A Operação “Força Integrada” das Forças Integradas de Combate ao Crime Organizado (FICCOs), deflagrada nesta quarta-feira (18/3), resultou na prisão de 116 criminosos e na apreensão de mais de 700 kg de drogas, além do bloqueio de R$ 97 milhões em contas vinculadas ao crime.
A ação atuou no combate ao tráfico de drogas e de armas, à atuação de facções criminosas, à lavagem de dinheiro, entre outros crimes.
- 174 mandados de busca e apreensão;
- 116 prisões, sendo 22 em flagrante;
- 21 armas apreendidas;
- + 100 kg de cocaína;
- +600 kg de maocnha e derivados;
- R$ 266 mil em espécie e;
- 97 milhões de reais bloqueados.
Em 2025, as FICCOs realizaram 246 operações, nas quais foram cumpridos mais de dois mil mandados de busca e apreensão e mais de 1500 mandados de prisão.

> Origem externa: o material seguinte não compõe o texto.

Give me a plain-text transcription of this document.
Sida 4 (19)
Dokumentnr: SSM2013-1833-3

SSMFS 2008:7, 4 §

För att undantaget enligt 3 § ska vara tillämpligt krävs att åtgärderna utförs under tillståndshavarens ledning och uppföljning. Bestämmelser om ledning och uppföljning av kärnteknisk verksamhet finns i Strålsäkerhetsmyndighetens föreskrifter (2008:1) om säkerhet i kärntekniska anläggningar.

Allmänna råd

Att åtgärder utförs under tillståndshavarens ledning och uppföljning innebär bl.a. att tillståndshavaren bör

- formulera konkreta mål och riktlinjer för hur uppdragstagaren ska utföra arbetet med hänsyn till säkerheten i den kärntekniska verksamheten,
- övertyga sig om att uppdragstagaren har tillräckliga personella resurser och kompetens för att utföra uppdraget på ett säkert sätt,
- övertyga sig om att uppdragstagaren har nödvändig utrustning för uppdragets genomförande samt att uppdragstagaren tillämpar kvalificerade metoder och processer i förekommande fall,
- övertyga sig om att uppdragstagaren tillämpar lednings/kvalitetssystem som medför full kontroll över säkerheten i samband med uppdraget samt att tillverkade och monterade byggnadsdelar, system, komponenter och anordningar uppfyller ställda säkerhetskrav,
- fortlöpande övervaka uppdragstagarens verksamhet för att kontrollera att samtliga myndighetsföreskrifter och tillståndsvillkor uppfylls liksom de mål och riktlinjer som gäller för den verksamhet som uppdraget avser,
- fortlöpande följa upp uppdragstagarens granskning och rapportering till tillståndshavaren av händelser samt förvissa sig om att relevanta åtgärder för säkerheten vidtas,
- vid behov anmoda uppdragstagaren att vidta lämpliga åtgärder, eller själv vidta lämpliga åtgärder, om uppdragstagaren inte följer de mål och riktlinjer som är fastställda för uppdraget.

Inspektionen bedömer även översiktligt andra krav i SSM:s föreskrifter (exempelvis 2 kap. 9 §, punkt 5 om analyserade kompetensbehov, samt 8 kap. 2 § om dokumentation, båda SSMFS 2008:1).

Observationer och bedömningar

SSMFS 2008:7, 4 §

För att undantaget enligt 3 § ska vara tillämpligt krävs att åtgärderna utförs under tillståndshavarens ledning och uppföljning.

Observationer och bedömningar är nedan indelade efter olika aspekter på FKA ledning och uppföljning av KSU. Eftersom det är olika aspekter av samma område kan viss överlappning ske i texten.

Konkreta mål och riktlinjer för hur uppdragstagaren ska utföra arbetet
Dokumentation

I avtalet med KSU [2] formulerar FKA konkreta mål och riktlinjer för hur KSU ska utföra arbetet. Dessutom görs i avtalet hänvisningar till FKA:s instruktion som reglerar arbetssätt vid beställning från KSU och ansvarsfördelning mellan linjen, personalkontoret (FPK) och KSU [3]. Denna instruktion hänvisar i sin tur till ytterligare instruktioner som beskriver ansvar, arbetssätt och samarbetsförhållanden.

Criadas com base no conceito de força-tarefa, as FICCOs têm como objetivo fortalecer o enfrentamento às organizações criminosas por meio da integração entre instituições de Segurança Pública.
As FICCOs estão presentes em todos os estados da Federação e no Distrito Federal. Atualmente, 39 unidades atuam em diferentes localidades do país.